Dévoilée mi-juin, la réforme prévoit un «bonus-malus» appliqué aux entreprises (hôtellerie, restauration, bâtiment…) pour éviter le recours abusif aux contrats courts, un durcissement des conditions d'accès à l'indemnisation, la dégressivité des allocations pour les plus hauts salaires, un meilleur accompagnement des demandeurs d’emploi, ainsi que l'ouverture de ces droits aux démissionnaires et indépendants. Le tout sur le principe «à travail égal, allocation égale».

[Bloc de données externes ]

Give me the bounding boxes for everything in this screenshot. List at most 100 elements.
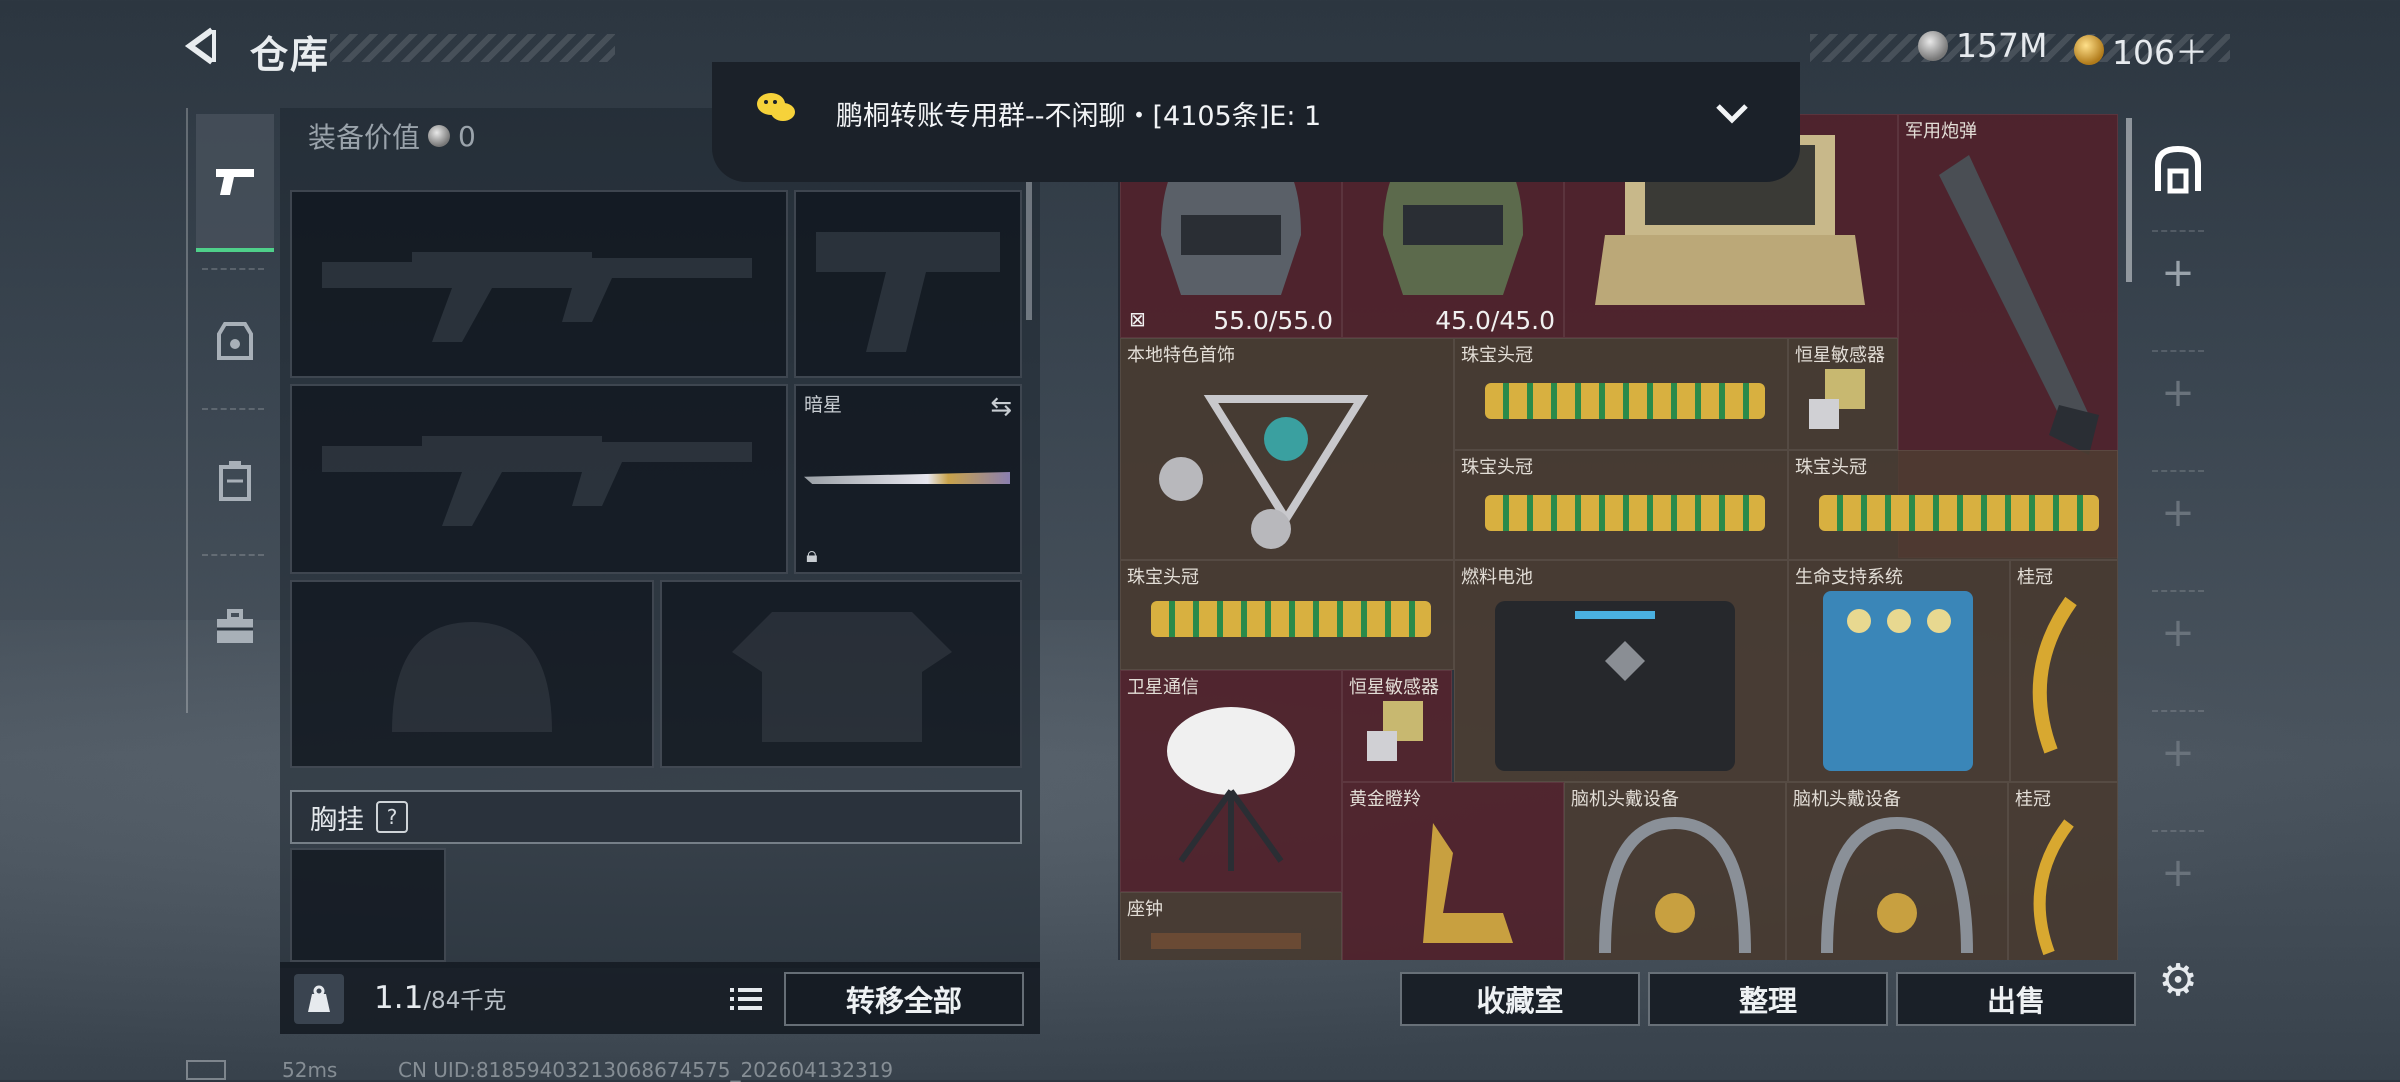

Si l'exécutif estime «au maximum» à 700.000 le nombre de personnes affectées par le projet, l’Unédic calcule, elle, que près de deux millions de chômeurs vont perdre des droits.

Quelles critiques ?

Alors que la réforme doit être appliquée par décret (sans vote du Parlement) «d'ici à la fin de l'été», syndicats et patronat sont vent debout. Laurent Berger (CFDT) juge les mesures «profondément injustes» et «extrêmement dures», tandis que Geoffroy Roux de Bézieux (Medef) fustige un texte «inefficace qui découragera l’emploi» et traduit une «vision punitive» de l’économie.

L'opposition, à gauche surtout, dénonce de son côté une réforme «purement financière qui fera 100% de perdants», pointant plutôt le manque systémique d'activité en France (680.000 offres sur Pôle Emploi pour plus de 3,6 millions de chômeurs début 2019).